Horses, Life, A Touch of Geek

In Chains

Once again, Rodney takes years to master what other horses handle as a matter of course.

You may have missed the important part of this picture [Trailer Training]. Or perhaps you were wondering about the 2-rope system. Until now, we have not been able to put a chain over Rodney’s nose. He would get hysterical, making the situation worse instead of better.

Then, I noticed when he was misbehaving about the trailer recently [ibid], he was being pushy rather than upset. Hmm. Time to try a chain again? It took some convincing to get it on the first time: alarm, head tossing, running about. I moved slowly and finally got it on and wrapped around the halter. FWIW, I like to run the chain up the side of the halter rather than just over the nose. That way the halter isn’t pulled into the off-side eye when you tug – ever so gently – on the leadshank. Rodney did not like the rattling sound, but he lived. I guess 7 years have built up some trust.

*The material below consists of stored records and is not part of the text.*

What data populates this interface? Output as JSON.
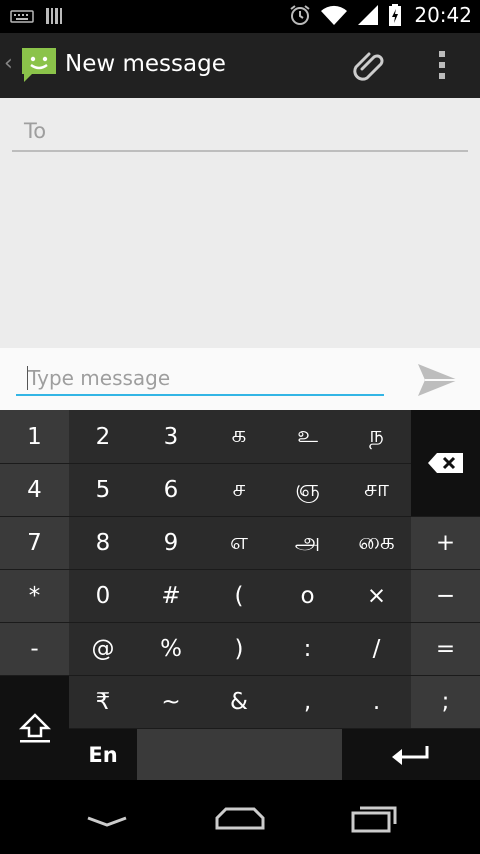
{
  "status_bar": {
    "time": "20:42",
    "icons": [
      "keyboard-icon",
      "barcode-icon",
      "alarm-icon",
      "wifi-icon",
      "signal-icon",
      "battery-charging-icon"
    ]
  },
  "action_bar": {
    "title": "New message",
    "icons": [
      "app-icon",
      "paperclip-icon",
      "overflow-menu-icon"
    ]
  },
  "compose": {
    "to_placeholder": "To",
    "message_placeholder": "Type message"
  },
  "keyboard": {
    "rows": [
      [
        "1",
        "2",
        "3",
        "க",
        "உ",
        "ந"
      ],
      [
        "4",
        "5",
        "6",
        "ச",
        "ஞ",
        "சா"
      ],
      [
        "7",
        "8",
        "9",
        "எ",
        "அ",
        "கை",
        "+"
      ],
      [
        "*",
        "0",
        "#",
        "(",
        "o",
        "×",
        "−"
      ],
      [
        "-",
        "@",
        "%",
        ")",
        ":",
        "/",
        "="
      ],
      [
        "₹",
        "~",
        "&",
        ",",
        ".",
        ";"
      ]
    ],
    "language_key": "En",
    "special_icons": [
      "backspace-icon",
      "shift-icon",
      "enter-icon"
    ]
  },
  "nav_bar": {
    "icons": [
      "back-icon",
      "home-icon",
      "recent-apps-icon"
    ]
  },
  "colors": {
    "accent": "#33b5e5",
    "app_icon_green": "#8bc34a",
    "action_bar": "#212121"
  }
}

The second line is plain rope with a snap, used – in essence – as a snaffle lead, with the leather-and-chain as the curb lead. Sigh.

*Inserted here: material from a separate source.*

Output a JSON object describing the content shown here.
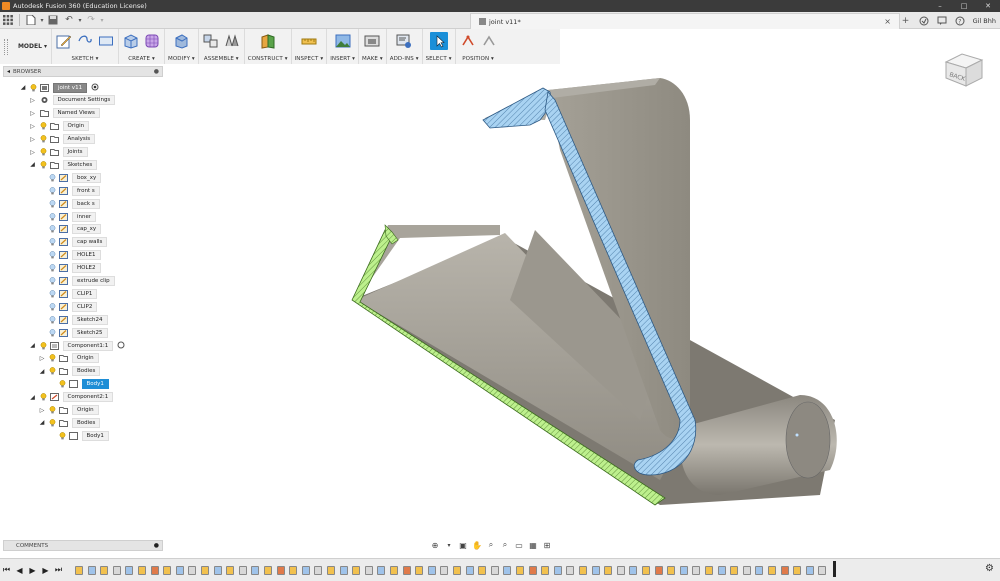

I wished we lived in a unFallen world wherein we could direct horses with the power of love alone. We don’t. When 1/2-ton of horse has a hissy fit about cows next to the show ring, the only thing that keeps the kite on the ground is control of the snoot. I’ve noticed that the first thing the warm, fuzzy horse gurus do is put a chain/rope over the nose, or sell you a special halter that does essentially the same thing

One year, we had just arrived at Nationals. I took Alvin for a walk to stretch his legs after the trailer ride. All we had were chain shanks. I dislike holding the bare chain, so I put it over his nose, even though I didn’t need it. This was Alvin. How bad could he be? HA. I barely kept control even with the chain. Old man was ready to party!

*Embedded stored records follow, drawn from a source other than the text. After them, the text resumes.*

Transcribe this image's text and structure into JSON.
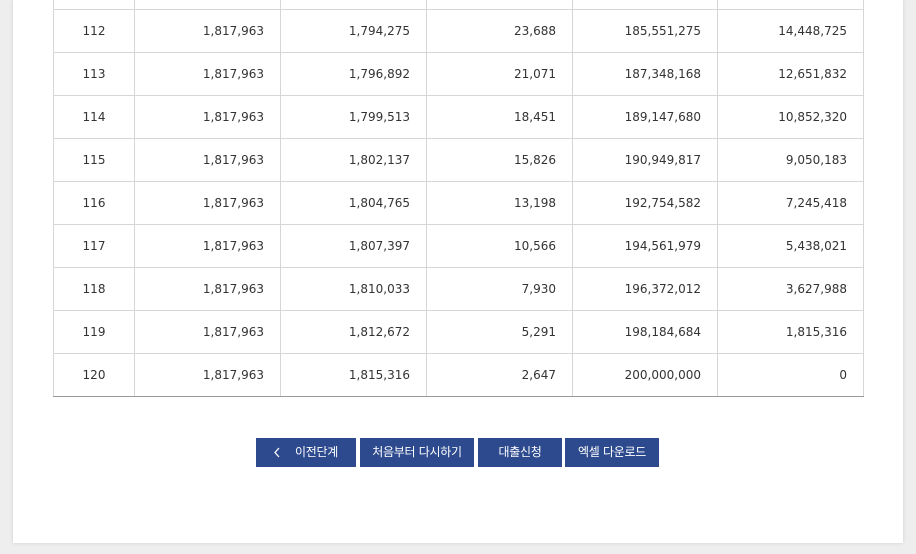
{
  "table": {
    "rows": [
      [
        "112",
        "1,817,963",
        "1,794,275",
        "23,688",
        "185,551,275",
        "14,448,725"
      ],
      [
        "113",
        "1,817,963",
        "1,796,892",
        "21,071",
        "187,348,168",
        "12,651,832"
      ],
      [
        "114",
        "1,817,963",
        "1,799,513",
        "18,451",
        "189,147,680",
        "10,852,320"
      ],
      [
        "115",
        "1,817,963",
        "1,802,137",
        "15,826",
        "190,949,817",
        "9,050,183"
      ],
      [
        "116",
        "1,817,963",
        "1,804,765",
        "13,198",
        "192,754,582",
        "7,245,418"
      ],
      [
        "117",
        "1,817,963",
        "1,807,397",
        "10,566",
        "194,561,979",
        "5,438,021"
      ],
      [
        "118",
        "1,817,963",
        "1,810,033",
        "7,930",
        "196,372,012",
        "3,627,988"
      ],
      [
        "119",
        "1,817,963",
        "1,812,672",
        "5,291",
        "198,184,684",
        "1,815,316"
      ],
      [
        "120",
        "1,817,963",
        "1,815,316",
        "2,647",
        "200,000,000",
        "0"
      ]
    ]
  },
  "buttons": {
    "prev_label": "이전단계",
    "restart_label": "처음부터 다시하기",
    "apply_label": "대출신청",
    "excel_label": "엑셀 다운로드"
  },
  "icons": {
    "prev": "chevron-left-icon"
  },
  "colors": {
    "button_bg": "#2d4a8e",
    "button_text": "#ffffff"
  }
}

So, we are one step closer to taking Rodney places. I had been reluctant to step out into the world without emergency brakes. Will this lead to anything? Will he ever become my awesome show horse? Who knows. At least it’s progress.

Thank you for reading,
Katherine Walcott

Comments on: "In Chains" (2)

  1. Progress, however small, is good. Your patience astounds me.

  2. Patience? What choice do I have? He’s here. We aren’t selling him. I gotta do something with him.